I was therefore intrigued when this morning I delved into my Inside Higher Ed backlog of reading and found the results of a brand new national survey of HR directors and their opinions about the future directions universities need to take. The results help to at least partially set the broader stage on which HR Design is occurring. (Partially: the response rate for this survey is 15% and with just 324 participants, 42 of whom were at public research universities, who knows if Madison is represented.)
Here are some key highlights related to HR Design:
- Concerns about salary equity are losing ground. Nearly 32% of HR Directors at public research universities said they are paying less attention to equity in faculty and staff salaries than they did five years ago, and just 17% are attending to those issues more often, despite the strong likelihood (given austerity practices) that inequities are growing.
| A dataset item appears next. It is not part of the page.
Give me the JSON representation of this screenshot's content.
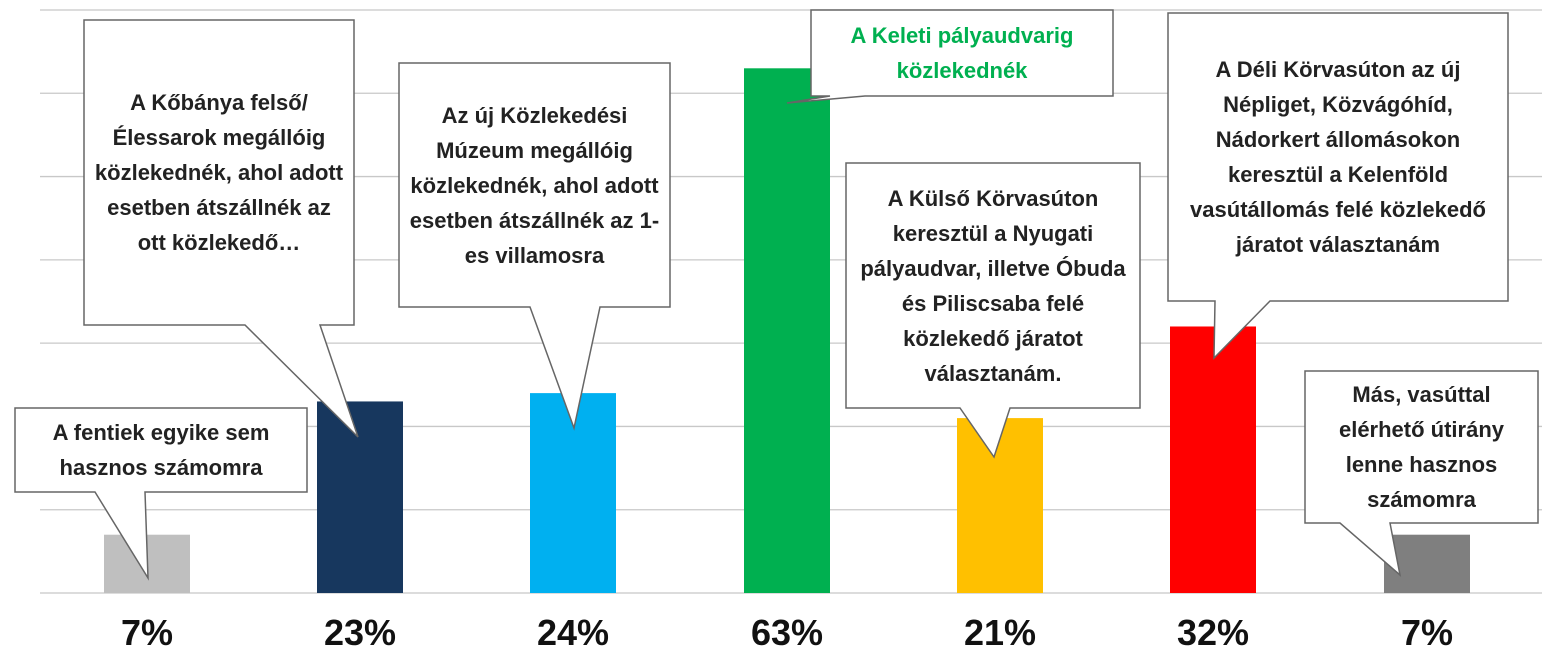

- Almost all HR Directors take a dim view of unions. Close to 90% of HR Directors at public research universities contend that unions inhibit their ability to re-deploy people and define job tasks, discourage pay for performance, and inappropriately protect poor performing employees. Less than 1/3 of such Directors acknowledge unions' demonstrable roles in securing better salaries and benefits and ensuring fair treatment of employees.
- Few HR Directors seem able to ground their assessments in data. Just 28.6% of HR Directors at public research universities report that they have good data on employee performance, productivity, and satisfaction, and only 21.4% say they use such data in campus planning and policy decisions. (Sidenote: Oh. My. God.)
- And yet somehow, HR Directors are able to attribute low morale among employees to recent budget cuts. 74% of those at public research institutions agree that budget cuts did major damage to staff rationale, and 20-30% say their offices are unfairly blamed for cuts to employee benefits and services and even layoffs. The frequency of these statements is twice as common at public research institutions as compared to elsewhere.
These will undoubtedly form a nice backdrop to tomorrow's discussion. I'm hoping Lavigna keeps his statement short and sweet, to allow plenty of time for questions. I'm told this hasn't been the case at recent campus events; for example at last week's Academic Staff Assembly meeting the members were not given responses to ASEC's previously issued comments. But I'm sure tomorrow will be different-- faculty like to talk, at least as much as we like to listen.